Understanding the tension between the two, the Chinese Communist Party has aspired to be both “Red” and “expert” since the 1950s. The party has carefully nurtured its cadre to ensure the organization’s commitment to the welfare of the majority, but at the same time recognizes the need for its leaders to embrace and implement the most advanced concepts in science, technology and management. The partnership of the “idealistic” Mao Zedong and the “pragmatic” Zhou Enlai long put human faces on the two sides of the CPC’s ideal.

Chinese history since the 1949 revolution has reflected the tension between these two poles. The Great Leap Forward in the 1950s flowed from Mao’s conviction that great economic gains could be accomplished simply through a huge collective effort, notwithstanding what was then the country’s low level of technological, manufacturing and infrastructure development. The idea was that backyard blast furnaces could make up for the lack of a modern steel manufacturing industry.

The Cultural Revolution was an attempt to curb what Mao and his allies viewed as a resurgence of class privilege and attitudes two decades after the triumph of the revolution. Its violence and excess are well chronicled.

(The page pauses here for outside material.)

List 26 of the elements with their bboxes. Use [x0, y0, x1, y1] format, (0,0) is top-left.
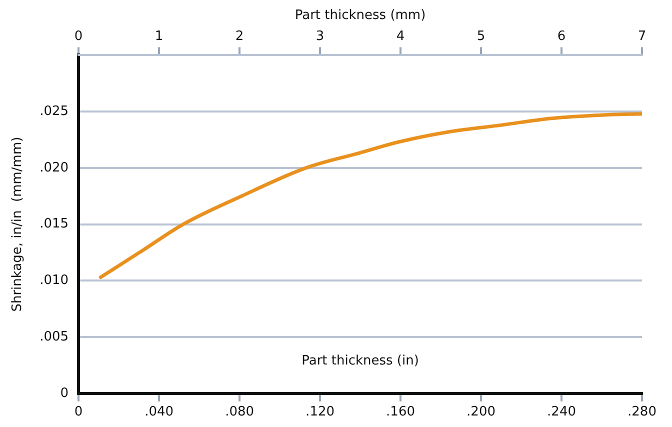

The defeat of the Gang of Four and the triumph of Deng ushered in the most dynamic period of economic development China, and perhaps the world, has ever seen. The debate among economists today is whether China’s economy will surpass that of the United States by 2016 or whether it will take five or 10 years longer. There can be no argument that the Chinese combination of socialist planning with capitalist creativity is producing economic benefits faster, and spreading those benefits further, than the dominant model in the West, particularly in the U.S.

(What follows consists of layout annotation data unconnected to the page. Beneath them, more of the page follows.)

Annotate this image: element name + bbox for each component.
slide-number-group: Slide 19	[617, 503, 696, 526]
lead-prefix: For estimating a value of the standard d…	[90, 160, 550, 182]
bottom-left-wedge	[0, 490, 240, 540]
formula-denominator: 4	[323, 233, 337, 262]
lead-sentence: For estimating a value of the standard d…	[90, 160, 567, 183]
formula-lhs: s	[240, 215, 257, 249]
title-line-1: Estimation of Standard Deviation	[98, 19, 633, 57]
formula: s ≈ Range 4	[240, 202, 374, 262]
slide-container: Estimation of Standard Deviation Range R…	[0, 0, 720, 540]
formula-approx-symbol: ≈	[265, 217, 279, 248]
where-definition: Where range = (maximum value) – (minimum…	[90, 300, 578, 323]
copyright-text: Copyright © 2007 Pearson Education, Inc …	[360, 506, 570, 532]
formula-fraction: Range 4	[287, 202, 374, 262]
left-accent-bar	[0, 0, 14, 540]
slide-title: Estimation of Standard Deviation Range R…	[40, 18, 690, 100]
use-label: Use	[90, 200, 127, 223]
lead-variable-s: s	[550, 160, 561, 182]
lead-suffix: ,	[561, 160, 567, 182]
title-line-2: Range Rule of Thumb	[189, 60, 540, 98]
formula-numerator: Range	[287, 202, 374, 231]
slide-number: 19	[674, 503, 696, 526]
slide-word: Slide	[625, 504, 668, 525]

The rise of new leaders like Bo Xilai means that China may be pursuing a course correction rather than a wholesale reversal of the policies that have generated the economic success of the last few decades. In Chongqing, Bo has led efforts to crack down on corrupt businessmen who produce shoddy and dangerous products, bribe politicians and cheat their employees, and his campaigns have swept up corrupt politicians and party insiders as well. At the same time, he has championed the creation of housing and social welfare programs to foster decent living standards for people with modest incomes.

Bo is well known for his promotion of sayings from Chairman Mao’s Red Book and songs extolling the role and mission of the CPC. In Chongqing, he uses social media to share inspirational messages about the role of the party and its commitment to the improvement of society. In doing so he is carrying out the traditions of earlier party leaders who worried that the country’s economic and social development deviated from the party’s political and ideological perspectives. The challenge that Bo and other new leaders face is to persuade the younger generations of the prosperous new China to temper their ambitions for successful careers and material enrichment with a commitment to the welfare of all Chinese.